Paul L. Caron
Dean





Thursday, June 9, 2022

Am I Disabled? Disability Identity And Law Faculty

Katie R. Eyer (Rutgers; Google Scholar), Am I Disabled? Disability Identity and Law Faculty, 71 J. Legal Educ. __ (2022):

Journal of Legal Education (2022)This short Essay addresses the dilemmas of disability self-identification from the perspective of those who are ambiguously disabled, and calls on greater numbers of law faculty to situate themselves within, rather than outside, the disability community.

Conclusion
We have a long way to go before our law schools, and the wider legal profession, can be a truly welcoming space for people with disabilities. Currently, the best many law students with disabilities can hope for is for their accommodations to be smoothly granted, to find a few understanding professor allies, and, if they are lucky, to find community with other disabled law students. Casual bias, lower expectations, and struggles over accessibility remain a routine part of many law students’ law school experience. Out in the legal profession, those with visible disabilities are likely to face explicit bias in hiring, even as law firms purport to include disability among the categories of diversity that they value. And both within law schools and without, those with disabilities are likely to find that the structural norms of the profession celebrate exclusionary rituals of physical and mental stamina rather than value the strength and diversity of perspectives that those with nonnormative minds and bodies may bring.
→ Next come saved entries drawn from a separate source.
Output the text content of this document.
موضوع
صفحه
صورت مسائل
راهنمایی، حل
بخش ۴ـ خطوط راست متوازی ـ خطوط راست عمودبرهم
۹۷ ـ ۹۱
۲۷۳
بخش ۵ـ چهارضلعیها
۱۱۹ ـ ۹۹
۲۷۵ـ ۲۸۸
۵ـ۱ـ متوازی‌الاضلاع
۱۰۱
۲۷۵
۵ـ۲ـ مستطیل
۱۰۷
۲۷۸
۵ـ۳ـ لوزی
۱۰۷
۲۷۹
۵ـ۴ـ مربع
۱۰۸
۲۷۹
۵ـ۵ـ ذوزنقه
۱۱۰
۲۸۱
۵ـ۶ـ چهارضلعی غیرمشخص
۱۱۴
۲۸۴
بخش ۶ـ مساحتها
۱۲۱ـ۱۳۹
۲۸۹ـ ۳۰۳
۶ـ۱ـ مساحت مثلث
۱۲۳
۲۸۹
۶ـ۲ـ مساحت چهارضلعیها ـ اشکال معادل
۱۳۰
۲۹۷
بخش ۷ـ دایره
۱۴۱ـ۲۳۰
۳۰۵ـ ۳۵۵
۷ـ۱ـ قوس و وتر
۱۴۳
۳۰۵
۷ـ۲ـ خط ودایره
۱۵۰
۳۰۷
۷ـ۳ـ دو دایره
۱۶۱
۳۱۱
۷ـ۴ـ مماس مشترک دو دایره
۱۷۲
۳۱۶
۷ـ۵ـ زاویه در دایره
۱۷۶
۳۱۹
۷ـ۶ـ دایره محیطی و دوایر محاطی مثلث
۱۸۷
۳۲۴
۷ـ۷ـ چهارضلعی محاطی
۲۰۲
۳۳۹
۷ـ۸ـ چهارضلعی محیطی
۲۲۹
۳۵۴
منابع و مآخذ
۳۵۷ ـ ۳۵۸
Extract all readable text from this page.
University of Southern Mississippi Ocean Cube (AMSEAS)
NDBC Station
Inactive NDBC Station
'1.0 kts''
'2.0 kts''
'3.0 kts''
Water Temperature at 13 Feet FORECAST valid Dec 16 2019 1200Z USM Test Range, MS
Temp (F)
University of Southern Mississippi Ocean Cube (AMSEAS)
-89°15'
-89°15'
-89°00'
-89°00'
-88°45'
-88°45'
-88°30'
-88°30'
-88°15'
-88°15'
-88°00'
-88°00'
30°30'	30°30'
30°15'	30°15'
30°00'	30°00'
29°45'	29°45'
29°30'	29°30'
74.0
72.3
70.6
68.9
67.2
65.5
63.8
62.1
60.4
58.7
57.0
Thus, the path to a disability-positive future for the legal profession is long and will surely involve many steps beyond the modest suggestion that more ambiguously disabled law faculty embrace disability identity. Indeed, many of the most important steps that must be taken for law schools and the legal profession to reach a disability-positive future are those that will require a more fundamental reorientation—away from a model that values ableist ideals of stamina and performance above all else—and toward a recognition of what is lost for all of us when we strip the profession of those who cannot, or do not wish to, run the gauntlet of the rituals of stamina that we impose (the 1L year, the bar exam, all-night associate hours).

But small steps matter too, and this essay suggests that one step that many law faculty can take is to consider our own identity, and whether we should situate ourselves within—or without—the disability community. For those of us who are ambiguously disabled—and who have conditions that are considered disabilities under civil rights law (like major depressive disorder, HIV, OCD, diabetes, or cancer)—it is worth considering why so many of us do not self-identify as disabled, and what may be lost as a result. Especially those of us who are tenured faculty members have unique privilege, power and positional security—certainly far more than our students, staff, or even non-tenure-track faculty do. Claiming a disability identity may create space for others to do the same—or to feel fully welcomed and included in our community—or to openly advocate for change. It may change the
perceptions of disability for the better among those who will go on to be our judges, policymakers, and future lawyers. 

This of course does not mean that all law faculty can or should adopt a disability identity. And it surely does not mean that those of us who do claim such an identity should ignore concerns about co-opting identity, or taking up space that is not properly ours. But by adopting an attitude of an ally, even as we situate ourselves within the disability community, it may be possible to navigate through those concerns with integrity. And in so doing, we may help to create space within our institutions—and ultimately the legal profession as a whole—for people with disabilities to be fully included, welcomed, and valued.